Troubador
If you go to the trouble of interviewing service centres for high end products, maybe some mildly technical questions might be on order, eg, how resistant which of their products are to daily abuse -will they stand being dropped or cleaned with a sweater (it always happens, they get dirty and rained on exactly while they are being used) , are the coatings resistant to pollution or do they tarnish, does the gas filling last or leak over the years (how many?) , do they need cleaning for internal haze periodically, what tools and process do they use to recollimate, and also how they deal with items that get sent back immediately by the customers for correction. The last is of interest, seeing how many people complain here of dust inside barrels, internal reflections, hazing up etc.
My own short experiences with binoculars have been educational, as I learnt that if one is watching seagulls the glasses will sit in the sun or and be carried with no case on a windy and sandy beach, if one uses glasses in an urban setting they will get banged around, if they are handed to a child they will be picked up with a finger on the objective lenses etc. And even a bino in a retail dealer window display will be exposed to a large number of thermal cycles and direct sunlight for 3 or 4 years easily.
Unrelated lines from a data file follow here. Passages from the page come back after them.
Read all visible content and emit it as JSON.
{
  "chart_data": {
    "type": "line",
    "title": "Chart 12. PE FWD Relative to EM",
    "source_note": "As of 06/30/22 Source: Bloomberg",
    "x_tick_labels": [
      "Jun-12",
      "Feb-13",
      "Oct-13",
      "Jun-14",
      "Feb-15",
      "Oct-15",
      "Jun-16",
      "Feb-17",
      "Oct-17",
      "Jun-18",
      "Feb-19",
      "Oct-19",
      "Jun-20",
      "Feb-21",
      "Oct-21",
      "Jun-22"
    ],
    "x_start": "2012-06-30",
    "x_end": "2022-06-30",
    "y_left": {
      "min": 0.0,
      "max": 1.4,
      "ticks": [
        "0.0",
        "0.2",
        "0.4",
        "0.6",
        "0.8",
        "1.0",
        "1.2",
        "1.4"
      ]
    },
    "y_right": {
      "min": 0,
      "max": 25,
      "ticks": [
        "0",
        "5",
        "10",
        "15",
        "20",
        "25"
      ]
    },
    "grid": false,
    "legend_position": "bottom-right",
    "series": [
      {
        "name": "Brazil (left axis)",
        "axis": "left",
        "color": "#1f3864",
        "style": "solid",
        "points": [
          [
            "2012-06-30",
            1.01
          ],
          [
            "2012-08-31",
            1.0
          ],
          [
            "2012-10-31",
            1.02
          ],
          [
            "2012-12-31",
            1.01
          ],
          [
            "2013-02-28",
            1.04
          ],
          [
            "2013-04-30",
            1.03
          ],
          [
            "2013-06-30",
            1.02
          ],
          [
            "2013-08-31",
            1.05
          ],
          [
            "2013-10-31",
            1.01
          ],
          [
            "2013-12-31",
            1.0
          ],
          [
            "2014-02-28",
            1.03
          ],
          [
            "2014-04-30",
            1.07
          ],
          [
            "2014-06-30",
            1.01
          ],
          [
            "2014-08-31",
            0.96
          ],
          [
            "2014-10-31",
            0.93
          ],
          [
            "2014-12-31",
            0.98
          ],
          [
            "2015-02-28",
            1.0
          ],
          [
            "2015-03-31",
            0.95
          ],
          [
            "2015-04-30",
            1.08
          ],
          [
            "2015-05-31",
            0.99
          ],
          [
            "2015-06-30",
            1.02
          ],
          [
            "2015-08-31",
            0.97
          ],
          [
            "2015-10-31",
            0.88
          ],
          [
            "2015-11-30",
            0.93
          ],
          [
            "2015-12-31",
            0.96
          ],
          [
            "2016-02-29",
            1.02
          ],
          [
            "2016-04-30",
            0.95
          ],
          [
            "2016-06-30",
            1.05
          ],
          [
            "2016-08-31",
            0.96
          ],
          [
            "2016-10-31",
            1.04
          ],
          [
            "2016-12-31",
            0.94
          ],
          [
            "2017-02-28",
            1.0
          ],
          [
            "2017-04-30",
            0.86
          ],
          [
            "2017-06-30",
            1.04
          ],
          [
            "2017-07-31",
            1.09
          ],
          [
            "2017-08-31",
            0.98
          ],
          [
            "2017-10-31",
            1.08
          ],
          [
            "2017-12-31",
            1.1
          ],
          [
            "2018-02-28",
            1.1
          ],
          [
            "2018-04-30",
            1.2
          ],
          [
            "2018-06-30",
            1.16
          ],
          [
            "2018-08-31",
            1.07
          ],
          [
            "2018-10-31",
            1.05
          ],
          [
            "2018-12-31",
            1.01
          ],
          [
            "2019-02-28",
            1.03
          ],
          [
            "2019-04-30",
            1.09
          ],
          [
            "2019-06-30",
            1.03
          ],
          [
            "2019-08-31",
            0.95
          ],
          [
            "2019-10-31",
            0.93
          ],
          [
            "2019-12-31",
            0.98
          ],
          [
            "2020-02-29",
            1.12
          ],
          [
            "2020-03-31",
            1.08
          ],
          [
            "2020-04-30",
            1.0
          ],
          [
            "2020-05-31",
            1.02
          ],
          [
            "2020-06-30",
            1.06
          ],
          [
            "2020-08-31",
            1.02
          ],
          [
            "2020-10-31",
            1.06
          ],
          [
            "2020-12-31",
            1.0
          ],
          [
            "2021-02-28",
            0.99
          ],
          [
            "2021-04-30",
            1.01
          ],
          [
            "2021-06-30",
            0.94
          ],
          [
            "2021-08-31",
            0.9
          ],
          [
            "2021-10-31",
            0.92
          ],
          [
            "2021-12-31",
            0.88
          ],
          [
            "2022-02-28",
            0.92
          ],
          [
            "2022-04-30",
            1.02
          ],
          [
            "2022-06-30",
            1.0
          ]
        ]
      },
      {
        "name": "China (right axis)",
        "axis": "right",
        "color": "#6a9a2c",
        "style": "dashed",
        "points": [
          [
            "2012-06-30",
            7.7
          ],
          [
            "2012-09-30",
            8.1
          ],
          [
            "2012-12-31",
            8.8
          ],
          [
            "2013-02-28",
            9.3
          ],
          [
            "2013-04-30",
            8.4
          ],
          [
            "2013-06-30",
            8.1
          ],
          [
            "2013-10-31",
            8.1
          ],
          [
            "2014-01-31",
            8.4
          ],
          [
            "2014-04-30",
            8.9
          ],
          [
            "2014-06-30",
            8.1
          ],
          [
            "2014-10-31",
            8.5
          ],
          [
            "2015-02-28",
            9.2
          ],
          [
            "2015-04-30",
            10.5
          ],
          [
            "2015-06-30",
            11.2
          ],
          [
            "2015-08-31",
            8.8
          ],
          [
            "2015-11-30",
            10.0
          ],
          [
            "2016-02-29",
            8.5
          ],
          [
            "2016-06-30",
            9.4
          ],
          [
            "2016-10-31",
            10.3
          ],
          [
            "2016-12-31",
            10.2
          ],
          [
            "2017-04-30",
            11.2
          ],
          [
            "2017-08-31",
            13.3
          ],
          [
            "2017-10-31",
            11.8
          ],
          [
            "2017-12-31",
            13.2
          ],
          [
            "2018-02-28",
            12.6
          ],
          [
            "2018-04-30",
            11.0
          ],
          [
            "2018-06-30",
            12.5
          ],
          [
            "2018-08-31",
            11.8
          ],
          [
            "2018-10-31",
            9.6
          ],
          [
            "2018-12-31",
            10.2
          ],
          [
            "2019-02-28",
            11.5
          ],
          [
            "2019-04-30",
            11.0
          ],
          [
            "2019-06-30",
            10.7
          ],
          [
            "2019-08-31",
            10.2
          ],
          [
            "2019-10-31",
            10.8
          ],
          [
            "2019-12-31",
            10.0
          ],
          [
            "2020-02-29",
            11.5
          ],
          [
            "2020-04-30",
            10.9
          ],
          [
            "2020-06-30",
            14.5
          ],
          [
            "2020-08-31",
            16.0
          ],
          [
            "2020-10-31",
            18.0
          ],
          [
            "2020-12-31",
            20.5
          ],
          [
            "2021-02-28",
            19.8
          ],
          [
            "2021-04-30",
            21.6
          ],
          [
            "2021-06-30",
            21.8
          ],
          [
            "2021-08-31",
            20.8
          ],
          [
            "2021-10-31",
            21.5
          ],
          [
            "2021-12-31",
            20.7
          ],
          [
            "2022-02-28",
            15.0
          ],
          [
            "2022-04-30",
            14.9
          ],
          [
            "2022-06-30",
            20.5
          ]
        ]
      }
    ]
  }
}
The service center knows this even if the dealer does not, and the interview is a good moment for them to provide advice on model choice for the buyer, and possibly even say which type of gaffer tape one should use on the barrels to make them more grippy and less rubbery.
I know that much value is placed here and elsewhere on the difference between 89% and 92% and 480 and 750 nm transmission, and I can see how my smaller glass struggle when watching the birds in my backyard under tree cover at dusk, but my feeling is that most real-life buyers with just one or two glasses are more interested in knowing whether the lenses are going to be pointing in the same general direction after a couple of years real world use, and whether the thing can be expected to stay in usable shape for a while so you can see what you're looking at. Hint: The Leicas I bought were pretty bad as sold to me just from the crud they had accumulated while standing in a display case.
The same holds for photo equipment, and as a I found out when I was writing about cameras, the difference between a consumer model and a pro model camera is not the image quality, it is that the pro model is designed to resist damage, and also to be capable of being realigned and repaired after encountering anything short of a steamroller. The service guys and PR are allowed to, even very proud to tell you that their "pro"cameras will survive a drop, they're just waiting for you to ask ...and to make it understood that rough treatment of a consumer model is often fatal and considered abuse.